My last emotional straw was when she finally met her bf irl. Her bf flew to our town for a few days to see her and I volunteered to drive them around (she doesn't have a car nor a license). And that was all I was: their chauffeur. They got in my car and sat at the back. Their eyes were locked on each other the whole time we were out and when I tried to talk to the both of them, it was one-sided responses, not even making eye contact with me. Her bf was polite at least and offered some gas money. But that's the real kick: her bf, a man I just met but only heard through her stories, had the decency to remember I exist. My friend? She only said a few sentences to me before I dropped both of them off at their hotel.

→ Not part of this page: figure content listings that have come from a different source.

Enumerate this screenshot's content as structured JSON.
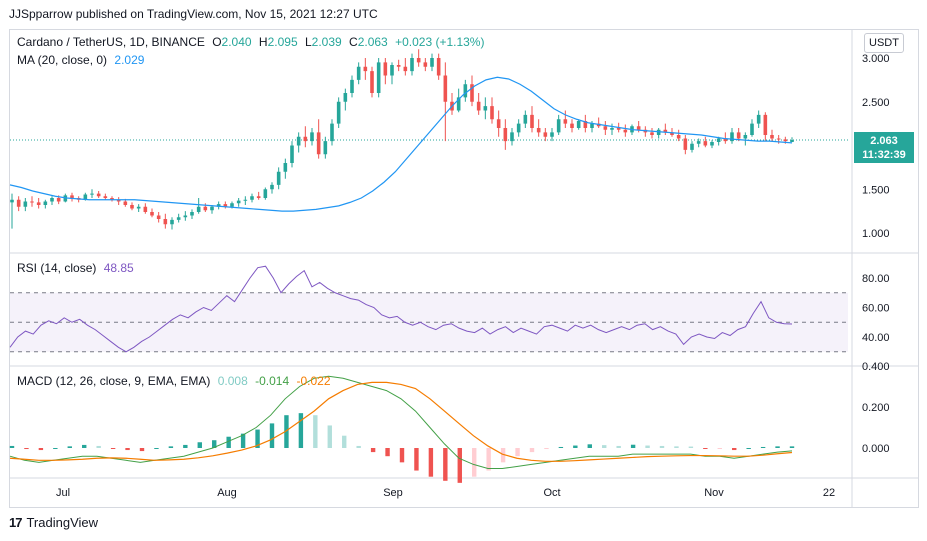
{
  "header": {
    "published": "JJSpparrow published on TradingView.com, Nov 15, 2021 12:27 UTC"
  },
  "footer": {
    "brand": "TradingView",
    "logo": "17"
  },
  "colors": {
    "up": "#26a69a",
    "down": "#ef5350",
    "ma": "#2196f3",
    "rsi": "#7e57c2",
    "macd": "#43a047",
    "signal": "#f57c00",
    "hist_up": "#26a69a",
    "hist_down": "#ef5350"
  },
  "price_pane": {
    "symbol": "Cardano / TetherUS, 1D, BINANCE",
    "o_label": "O",
    "o": "2.040",
    "h_label": "H",
    "h": "2.095",
    "l_label": "L",
    "l": "2.039",
    "c_label": "C",
    "c": "2.063",
    "change": "+0.023 (+1.13%)",
    "ma_label": "MA (20, close, 0)",
    "ma_value": "2.029",
    "unit": "USDT",
    "last_price": "2.063",
    "countdown": "11:32:39",
    "ticks": [
      "3.000",
      "2.500",
      "2.000",
      "1.500",
      "1.000"
    ]
  },
  "rsi_pane": {
    "label": "RSI (14, close)",
    "value": "48.85",
    "ticks": [
      "80.00",
      "60.00",
      "40.00"
    ],
    "band": [
      30,
      70
    ],
    "mid": 50
  },
  "macd_pane": {
    "label": "MACD (12, 26, close, 9, EMA, EMA)",
    "hist": "0.008",
    "macd": "-0.014",
    "signal": "-0.022",
    "ticks": [
      "0.400",
      "0.200",
      "0.000"
    ]
  },
  "x_axis": {
    "ticks": [
      "Jul",
      "Aug",
      "Sep",
      "Oct",
      "Nov",
      "22"
    ]
  },
  "chart_data": {
    "type": "candlestick",
    "title": "Cardano / TetherUS, 1D, BINANCE",
    "x_start": "2021-06-21",
    "x_ticks": [
      "Jul",
      "Aug",
      "Sep",
      "Oct",
      "Nov",
      "22"
    ],
    "ohlc": [
      [
        1.35,
        1.45,
        1.05,
        1.38
      ],
      [
        1.38,
        1.42,
        1.25,
        1.3
      ],
      [
        1.3,
        1.4,
        1.25,
        1.36
      ],
      [
        1.36,
        1.42,
        1.3,
        1.35
      ],
      [
        1.35,
        1.4,
        1.28,
        1.32
      ],
      [
        1.32,
        1.38,
        1.28,
        1.36
      ],
      [
        1.36,
        1.42,
        1.32,
        1.4
      ],
      [
        1.4,
        1.43,
        1.33,
        1.36
      ],
      [
        1.36,
        1.45,
        1.35,
        1.43
      ],
      [
        1.43,
        1.46,
        1.36,
        1.4
      ],
      [
        1.4,
        1.42,
        1.35,
        1.38
      ],
      [
        1.38,
        1.46,
        1.37,
        1.44
      ],
      [
        1.44,
        1.5,
        1.4,
        1.45
      ],
      [
        1.45,
        1.48,
        1.4,
        1.42
      ],
      [
        1.42,
        1.45,
        1.38,
        1.4
      ],
      [
        1.4,
        1.42,
        1.36,
        1.38
      ],
      [
        1.38,
        1.41,
        1.32,
        1.36
      ],
      [
        1.36,
        1.39,
        1.3,
        1.32
      ],
      [
        1.32,
        1.35,
        1.26,
        1.28
      ],
      [
        1.28,
        1.33,
        1.24,
        1.3
      ],
      [
        1.3,
        1.34,
        1.22,
        1.24
      ],
      [
        1.24,
        1.28,
        1.18,
        1.2
      ],
      [
        1.2,
        1.24,
        1.12,
        1.16
      ],
      [
        1.16,
        1.22,
        1.05,
        1.1
      ],
      [
        1.1,
        1.18,
        1.04,
        1.15
      ],
      [
        1.15,
        1.22,
        1.12,
        1.18
      ],
      [
        1.18,
        1.25,
        1.14,
        1.2
      ],
      [
        1.2,
        1.27,
        1.16,
        1.24
      ],
      [
        1.24,
        1.4,
        1.22,
        1.3
      ],
      [
        1.3,
        1.34,
        1.24,
        1.26
      ],
      [
        1.26,
        1.32,
        1.22,
        1.3
      ],
      [
        1.3,
        1.36,
        1.27,
        1.33
      ],
      [
        1.33,
        1.36,
        1.28,
        1.3
      ],
      [
        1.3,
        1.36,
        1.28,
        1.34
      ],
      [
        1.34,
        1.4,
        1.3,
        1.37
      ],
      [
        1.37,
        1.42,
        1.32,
        1.38
      ],
      [
        1.38,
        1.45,
        1.35,
        1.42
      ],
      [
        1.42,
        1.47,
        1.38,
        1.4
      ],
      [
        1.4,
        1.52,
        1.38,
        1.5
      ],
      [
        1.5,
        1.58,
        1.45,
        1.55
      ],
      [
        1.55,
        1.75,
        1.5,
        1.7
      ],
      [
        1.7,
        1.85,
        1.62,
        1.8
      ],
      [
        1.8,
        2.05,
        1.75,
        2.0
      ],
      [
        2.0,
        2.15,
        1.92,
        2.1
      ],
      [
        2.1,
        2.22,
        1.98,
        2.05
      ],
      [
        2.05,
        2.2,
        2.0,
        2.15
      ],
      [
        2.15,
        2.3,
        1.85,
        1.9
      ],
      [
        1.9,
        2.1,
        1.85,
        2.05
      ],
      [
        2.05,
        2.3,
        2.0,
        2.25
      ],
      [
        2.25,
        2.55,
        2.2,
        2.5
      ],
      [
        2.5,
        2.65,
        2.4,
        2.6
      ],
      [
        2.6,
        2.8,
        2.55,
        2.75
      ],
      [
        2.75,
        2.95,
        2.7,
        2.9
      ],
      [
        2.9,
        3.0,
        2.75,
        2.85
      ],
      [
        2.85,
        2.9,
        2.55,
        2.6
      ],
      [
        2.6,
        3.0,
        2.55,
        2.95
      ],
      [
        2.95,
        3.0,
        2.7,
        2.8
      ],
      [
        2.8,
        2.95,
        2.7,
        2.92
      ],
      [
        2.92,
        2.98,
        2.85,
        2.9
      ],
      [
        2.9,
        3.0,
        2.8,
        2.85
      ],
      [
        2.85,
        3.05,
        2.8,
        3.0
      ],
      [
        3.0,
        3.1,
        2.9,
        2.95
      ],
      [
        2.95,
        3.0,
        2.85,
        2.9
      ],
      [
        2.9,
        3.05,
        2.85,
        3.0
      ],
      [
        3.0,
        3.05,
        2.75,
        2.8
      ],
      [
        2.8,
        2.95,
        2.05,
        2.5
      ],
      [
        2.5,
        2.6,
        2.35,
        2.4
      ],
      [
        2.4,
        2.65,
        2.38,
        2.55
      ],
      [
        2.55,
        2.75,
        2.5,
        2.7
      ],
      [
        2.7,
        2.8,
        2.45,
        2.5
      ],
      [
        2.5,
        2.6,
        2.35,
        2.4
      ],
      [
        2.4,
        2.55,
        2.3,
        2.45
      ],
      [
        2.45,
        2.55,
        2.25,
        2.3
      ],
      [
        2.3,
        2.4,
        2.1,
        2.2
      ],
      [
        2.2,
        2.3,
        1.95,
        2.05
      ],
      [
        2.05,
        2.2,
        2.0,
        2.15
      ],
      [
        2.15,
        2.3,
        2.1,
        2.25
      ],
      [
        2.25,
        2.4,
        2.2,
        2.35
      ],
      [
        2.35,
        2.45,
        2.15,
        2.2
      ],
      [
        2.2,
        2.3,
        2.1,
        2.15
      ],
      [
        2.15,
        2.2,
        2.05,
        2.1
      ],
      [
        2.1,
        2.2,
        2.05,
        2.15
      ],
      [
        2.15,
        2.35,
        2.12,
        2.3
      ],
      [
        2.3,
        2.4,
        2.2,
        2.25
      ],
      [
        2.25,
        2.3,
        2.15,
        2.2
      ],
      [
        2.2,
        2.3,
        2.18,
        2.28
      ],
      [
        2.28,
        2.35,
        2.15,
        2.2
      ],
      [
        2.2,
        2.28,
        2.15,
        2.25
      ],
      [
        2.25,
        2.32,
        2.2,
        2.22
      ],
      [
        2.22,
        2.28,
        2.12,
        2.18
      ],
      [
        2.18,
        2.25,
        2.12,
        2.2
      ],
      [
        2.2,
        2.26,
        2.15,
        2.18
      ],
      [
        2.18,
        2.24,
        2.1,
        2.15
      ],
      [
        2.15,
        2.24,
        2.12,
        2.22
      ],
      [
        2.22,
        2.28,
        2.15,
        2.18
      ],
      [
        2.18,
        2.22,
        2.1,
        2.15
      ],
      [
        2.15,
        2.2,
        2.08,
        2.12
      ],
      [
        2.12,
        2.2,
        2.08,
        2.18
      ],
      [
        2.18,
        2.25,
        2.12,
        2.15
      ],
      [
        2.15,
        2.2,
        2.1,
        2.12
      ],
      [
        2.12,
        2.18,
        2.05,
        2.08
      ],
      [
        2.08,
        2.12,
        1.9,
        1.95
      ],
      [
        1.95,
        2.05,
        1.92,
        2.02
      ],
      [
        2.02,
        2.08,
        1.98,
        2.05
      ],
      [
        2.05,
        2.1,
        1.98,
        2.0
      ],
      [
        2.0,
        2.06,
        1.97,
        2.04
      ],
      [
        2.04,
        2.1,
        2.0,
        2.08
      ],
      [
        2.08,
        2.15,
        2.02,
        2.05
      ],
      [
        2.05,
        2.2,
        2.02,
        2.15
      ],
      [
        2.15,
        2.2,
        2.05,
        2.08
      ],
      [
        2.08,
        2.15,
        2.0,
        2.12
      ],
      [
        2.12,
        2.3,
        2.1,
        2.25
      ],
      [
        2.25,
        2.4,
        2.2,
        2.35
      ],
      [
        2.35,
        2.38,
        2.05,
        2.12
      ],
      [
        2.12,
        2.18,
        2.05,
        2.08
      ],
      [
        2.08,
        2.12,
        2.02,
        2.07
      ],
      [
        2.07,
        2.1,
        2.02,
        2.05
      ],
      [
        2.04,
        2.095,
        2.039,
        2.063
      ]
    ],
    "ma": [
      1.55,
      1.52,
      1.48,
      1.45,
      1.42,
      1.4,
      1.39,
      1.38,
      1.38,
      1.38,
      1.38,
      1.38,
      1.37,
      1.36,
      1.35,
      1.34,
      1.33,
      1.32,
      1.31,
      1.3,
      1.29,
      1.28,
      1.27,
      1.26,
      1.25,
      1.25,
      1.26,
      1.27,
      1.29,
      1.31,
      1.35,
      1.4,
      1.48,
      1.58,
      1.7,
      1.85,
      2.0,
      2.15,
      2.3,
      2.45,
      2.58,
      2.68,
      2.75,
      2.78,
      2.76,
      2.7,
      2.62,
      2.52,
      2.42,
      2.35,
      2.3,
      2.26,
      2.24,
      2.22,
      2.2,
      2.18,
      2.17,
      2.16,
      2.15,
      2.14,
      2.13,
      2.12,
      2.1,
      2.08,
      2.07,
      2.06,
      2.05,
      2.05,
      2.04,
      2.03
    ],
    "rsi": [
      33,
      40,
      44,
      42,
      48,
      51,
      49,
      53,
      50,
      52,
      48,
      45,
      41,
      37,
      33,
      30,
      33,
      37,
      40,
      44,
      48,
      52,
      55,
      53,
      57,
      60,
      58,
      63,
      68,
      64,
      72,
      80,
      87,
      88,
      80,
      70,
      76,
      81,
      85,
      74,
      77,
      73,
      70,
      68,
      66,
      65,
      62,
      60,
      55,
      53,
      54,
      50,
      48,
      50,
      47,
      45,
      48,
      49,
      46,
      44,
      43,
      46,
      42,
      45,
      47,
      43,
      46,
      44,
      42,
      47,
      48,
      46,
      44,
      48,
      46,
      48,
      45,
      43,
      45,
      47,
      45,
      48,
      49,
      45,
      47,
      44,
      42,
      35,
      40,
      42,
      40,
      39,
      43,
      41,
      45,
      47,
      56,
      64,
      53,
      50,
      49,
      48.85
    ],
    "macd": [
      -0.04,
      -0.06,
      -0.07,
      -0.06,
      -0.05,
      -0.04,
      -0.04,
      -0.05,
      -0.06,
      -0.07,
      -0.06,
      -0.05,
      -0.04,
      -0.02,
      0.0,
      0.03,
      0.06,
      0.1,
      0.16,
      0.24,
      0.3,
      0.34,
      0.35,
      0.34,
      0.32,
      0.3,
      0.28,
      0.24,
      0.18,
      0.1,
      0.02,
      -0.05,
      -0.08,
      -0.1,
      -0.1,
      -0.09,
      -0.08,
      -0.07,
      -0.06,
      -0.05,
      -0.04,
      -0.04,
      -0.04,
      -0.03,
      -0.03,
      -0.03,
      -0.03,
      -0.03,
      -0.04,
      -0.04,
      -0.05,
      -0.04,
      -0.03,
      -0.02,
      -0.014
    ],
    "signal": [
      -0.05,
      -0.055,
      -0.06,
      -0.06,
      -0.058,
      -0.055,
      -0.05,
      -0.048,
      -0.05,
      -0.055,
      -0.06,
      -0.058,
      -0.055,
      -0.048,
      -0.038,
      -0.025,
      -0.01,
      0.01,
      0.04,
      0.08,
      0.13,
      0.18,
      0.24,
      0.28,
      0.31,
      0.32,
      0.32,
      0.31,
      0.29,
      0.24,
      0.18,
      0.12,
      0.06,
      0.01,
      -0.03,
      -0.05,
      -0.06,
      -0.065,
      -0.065,
      -0.062,
      -0.058,
      -0.054,
      -0.05,
      -0.046,
      -0.042,
      -0.04,
      -0.038,
      -0.037,
      -0.037,
      -0.038,
      -0.04,
      -0.04,
      -0.035,
      -0.028,
      -0.022
    ],
    "hist": [
      0.01,
      -0.005,
      -0.01,
      0.0,
      0.008,
      0.015,
      0.01,
      -0.002,
      -0.01,
      -0.015,
      0.0,
      0.008,
      0.015,
      0.028,
      0.038,
      0.055,
      0.07,
      0.09,
      0.12,
      0.16,
      0.17,
      0.16,
      0.11,
      0.06,
      0.01,
      -0.02,
      -0.04,
      -0.07,
      -0.11,
      -0.14,
      -0.16,
      -0.17,
      -0.14,
      -0.11,
      -0.07,
      -0.04,
      -0.02,
      -0.005,
      0.005,
      0.012,
      0.018,
      0.014,
      0.01,
      0.016,
      0.012,
      0.01,
      0.008,
      0.007,
      -0.003,
      -0.002,
      -0.01,
      0.0,
      0.005,
      0.008,
      0.008
    ]
  }
}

From then, I slowly distanced myself from her, not that it made any impact on her life because she seemed very happy with her bf and I didn't want to disrupt their peace. Before this, we would always be on discord with our other friends to play games but now she never comes in the call.
For three years, we haven't spoken a word and she never reached out and talked to me ever since. Until recently I got curious and checked her account and saw that she soft blocked me on instagram and twitter. A month ago, our mutual friend told me that she broke up with the guy as well.
Friendship grief is strange. How do you grieve someone who's still alive and well but yet you yearn and long for the times and memories you've spent together in the past?
She probably won't ever find or see this but all I want to say is I hope you're doing well, B. I miss our late night talks back in college when you would randomly want to call delivery at 1 AM. I didn't thank you enough for clearing my name when you-know-who was spreading false stories about me. I didn't thank you for being a good friend back when we were still talking. But I hope wherever you are or whatever you're doing, you're healthy and safe.